Hog futures rose, extending a rally to the highest in more than two years, on speculation that demand will climb for U.S. pork exports to China, the world’s top consumer. Cattle prices jumped the most in a week.
Shuanghui International Holdings Ltd., China’s biggest pork producer, agreed last month to acquire Smithfield Foods Inc., the leading U.S. hog processor. Last year, China was the third-largest buyer of U.S. pork. Yesterday, the wholesale price advanced 1.5 percent to 97.92 cents a pound, the highest in almost a year, government data show.
“It’s the rumors of export business that are helping hogs,” Lawrence Kane, a senior market adviser at Stewart-Peterson Group in Yates City, Illinois, said in a telephone interview. “The Smithfield deal certainly fuels the speculation that China wants some pork long term.”

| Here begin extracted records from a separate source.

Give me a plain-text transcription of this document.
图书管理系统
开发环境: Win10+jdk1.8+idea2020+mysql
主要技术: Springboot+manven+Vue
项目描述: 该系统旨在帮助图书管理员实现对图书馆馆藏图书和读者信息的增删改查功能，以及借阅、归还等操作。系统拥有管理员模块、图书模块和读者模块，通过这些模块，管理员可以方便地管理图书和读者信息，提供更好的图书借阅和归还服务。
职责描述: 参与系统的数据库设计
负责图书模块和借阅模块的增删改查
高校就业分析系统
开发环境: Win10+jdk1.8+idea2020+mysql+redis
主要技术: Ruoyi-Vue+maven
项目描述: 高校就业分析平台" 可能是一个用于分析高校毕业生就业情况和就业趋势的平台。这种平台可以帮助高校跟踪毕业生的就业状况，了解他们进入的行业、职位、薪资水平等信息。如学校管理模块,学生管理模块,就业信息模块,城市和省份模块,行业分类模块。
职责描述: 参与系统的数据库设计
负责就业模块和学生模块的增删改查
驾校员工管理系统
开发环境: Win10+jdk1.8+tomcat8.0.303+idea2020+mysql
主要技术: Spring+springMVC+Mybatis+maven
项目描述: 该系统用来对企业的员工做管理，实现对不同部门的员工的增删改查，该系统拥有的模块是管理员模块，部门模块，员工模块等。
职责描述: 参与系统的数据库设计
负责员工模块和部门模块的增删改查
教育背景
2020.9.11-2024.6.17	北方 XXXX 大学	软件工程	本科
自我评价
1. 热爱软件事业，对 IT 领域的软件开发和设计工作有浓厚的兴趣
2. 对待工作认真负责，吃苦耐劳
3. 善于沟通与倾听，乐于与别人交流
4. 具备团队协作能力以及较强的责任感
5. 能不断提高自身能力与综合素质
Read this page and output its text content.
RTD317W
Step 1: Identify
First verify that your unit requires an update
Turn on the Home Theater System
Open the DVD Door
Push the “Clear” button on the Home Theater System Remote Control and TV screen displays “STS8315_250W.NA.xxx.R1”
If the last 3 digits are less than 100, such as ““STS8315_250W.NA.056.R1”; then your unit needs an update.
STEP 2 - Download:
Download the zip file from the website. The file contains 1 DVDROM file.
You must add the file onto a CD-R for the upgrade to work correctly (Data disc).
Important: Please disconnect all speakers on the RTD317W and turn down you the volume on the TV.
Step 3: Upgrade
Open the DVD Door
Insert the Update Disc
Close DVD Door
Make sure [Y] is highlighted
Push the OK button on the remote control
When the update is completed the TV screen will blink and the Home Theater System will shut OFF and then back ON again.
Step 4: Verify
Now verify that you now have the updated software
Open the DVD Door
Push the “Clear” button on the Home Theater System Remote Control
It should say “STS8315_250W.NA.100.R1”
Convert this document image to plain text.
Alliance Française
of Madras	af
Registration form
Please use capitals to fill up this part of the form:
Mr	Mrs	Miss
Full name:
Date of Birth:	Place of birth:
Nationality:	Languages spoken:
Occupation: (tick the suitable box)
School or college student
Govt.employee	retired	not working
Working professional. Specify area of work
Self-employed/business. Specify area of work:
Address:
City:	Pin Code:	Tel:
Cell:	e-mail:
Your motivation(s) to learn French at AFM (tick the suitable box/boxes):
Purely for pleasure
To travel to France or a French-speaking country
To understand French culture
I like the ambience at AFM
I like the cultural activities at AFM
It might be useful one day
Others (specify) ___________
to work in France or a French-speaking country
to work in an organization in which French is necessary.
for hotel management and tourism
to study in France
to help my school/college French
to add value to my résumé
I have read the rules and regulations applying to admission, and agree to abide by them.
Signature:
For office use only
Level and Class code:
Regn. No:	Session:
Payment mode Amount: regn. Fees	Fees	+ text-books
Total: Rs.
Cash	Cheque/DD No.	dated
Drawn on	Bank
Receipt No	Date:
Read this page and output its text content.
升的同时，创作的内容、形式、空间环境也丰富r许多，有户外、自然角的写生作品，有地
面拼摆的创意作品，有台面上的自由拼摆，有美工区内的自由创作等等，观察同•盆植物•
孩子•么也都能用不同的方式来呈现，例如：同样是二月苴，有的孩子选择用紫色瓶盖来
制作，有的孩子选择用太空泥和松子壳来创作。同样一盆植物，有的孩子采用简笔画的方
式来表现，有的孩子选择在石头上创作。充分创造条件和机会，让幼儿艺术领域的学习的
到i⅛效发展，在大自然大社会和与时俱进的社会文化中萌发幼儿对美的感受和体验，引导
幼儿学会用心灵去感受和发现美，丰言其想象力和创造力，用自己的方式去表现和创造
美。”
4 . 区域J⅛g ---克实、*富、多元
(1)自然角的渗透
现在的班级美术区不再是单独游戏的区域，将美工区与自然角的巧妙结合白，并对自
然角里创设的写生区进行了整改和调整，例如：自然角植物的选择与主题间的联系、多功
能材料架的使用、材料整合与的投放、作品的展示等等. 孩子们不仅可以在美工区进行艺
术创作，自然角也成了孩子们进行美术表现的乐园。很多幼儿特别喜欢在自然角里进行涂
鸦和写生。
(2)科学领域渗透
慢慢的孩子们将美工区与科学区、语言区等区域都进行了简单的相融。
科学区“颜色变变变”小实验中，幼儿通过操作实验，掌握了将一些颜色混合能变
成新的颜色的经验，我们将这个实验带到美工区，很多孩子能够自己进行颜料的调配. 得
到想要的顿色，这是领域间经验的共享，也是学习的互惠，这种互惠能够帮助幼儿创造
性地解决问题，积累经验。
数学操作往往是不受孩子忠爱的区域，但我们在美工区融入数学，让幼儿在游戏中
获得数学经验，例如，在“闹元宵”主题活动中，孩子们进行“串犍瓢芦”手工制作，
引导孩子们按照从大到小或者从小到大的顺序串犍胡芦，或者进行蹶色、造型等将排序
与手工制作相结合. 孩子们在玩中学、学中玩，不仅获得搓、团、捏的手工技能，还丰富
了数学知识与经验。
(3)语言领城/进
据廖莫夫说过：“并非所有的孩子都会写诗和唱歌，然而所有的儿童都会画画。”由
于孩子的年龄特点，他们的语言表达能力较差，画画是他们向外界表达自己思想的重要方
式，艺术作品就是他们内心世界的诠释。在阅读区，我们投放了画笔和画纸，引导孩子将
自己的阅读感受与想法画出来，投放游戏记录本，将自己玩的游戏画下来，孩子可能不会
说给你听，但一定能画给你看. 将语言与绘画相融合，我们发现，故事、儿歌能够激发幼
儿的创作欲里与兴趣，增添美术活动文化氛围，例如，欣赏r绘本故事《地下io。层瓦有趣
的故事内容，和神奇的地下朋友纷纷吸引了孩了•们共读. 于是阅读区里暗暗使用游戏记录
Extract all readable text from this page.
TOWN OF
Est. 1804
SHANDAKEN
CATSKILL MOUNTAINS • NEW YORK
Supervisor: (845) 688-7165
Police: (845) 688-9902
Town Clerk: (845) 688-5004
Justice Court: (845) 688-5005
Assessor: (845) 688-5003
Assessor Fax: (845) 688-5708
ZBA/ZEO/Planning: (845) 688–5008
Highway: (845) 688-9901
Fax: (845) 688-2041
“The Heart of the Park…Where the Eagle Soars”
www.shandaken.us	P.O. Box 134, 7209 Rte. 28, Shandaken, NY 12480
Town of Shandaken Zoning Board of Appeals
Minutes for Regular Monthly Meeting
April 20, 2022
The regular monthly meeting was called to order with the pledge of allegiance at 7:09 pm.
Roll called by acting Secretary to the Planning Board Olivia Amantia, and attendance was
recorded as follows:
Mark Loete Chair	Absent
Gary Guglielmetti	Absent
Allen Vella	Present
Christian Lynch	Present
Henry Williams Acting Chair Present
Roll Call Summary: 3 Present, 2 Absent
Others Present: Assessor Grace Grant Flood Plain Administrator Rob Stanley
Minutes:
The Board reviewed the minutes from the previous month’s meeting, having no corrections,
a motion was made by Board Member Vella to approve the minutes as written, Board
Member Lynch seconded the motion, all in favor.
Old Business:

Hog futures for July settlement rose 1.3 percent to close at 99.15 cents a pound at 1 p.m. on the Chicago Mercantile Exchange, after reaching 99.9 cents, the highest for a most-active contract since April 25, 2011.
Yesterday, the cost of hogs for immediate delivery at slaughtering plants climbed 0.9 percent to 95.81 cents a pound, an 11-month high, U.S. Department of Agriculture data show.
Cattle futures for August delivery increased 1.1 percent to settle at $1.197 a pound, the biggest gain since May 31.
Feeder-cattle futures for August settlement climbed 0.9 percent to $1.44675 a pound.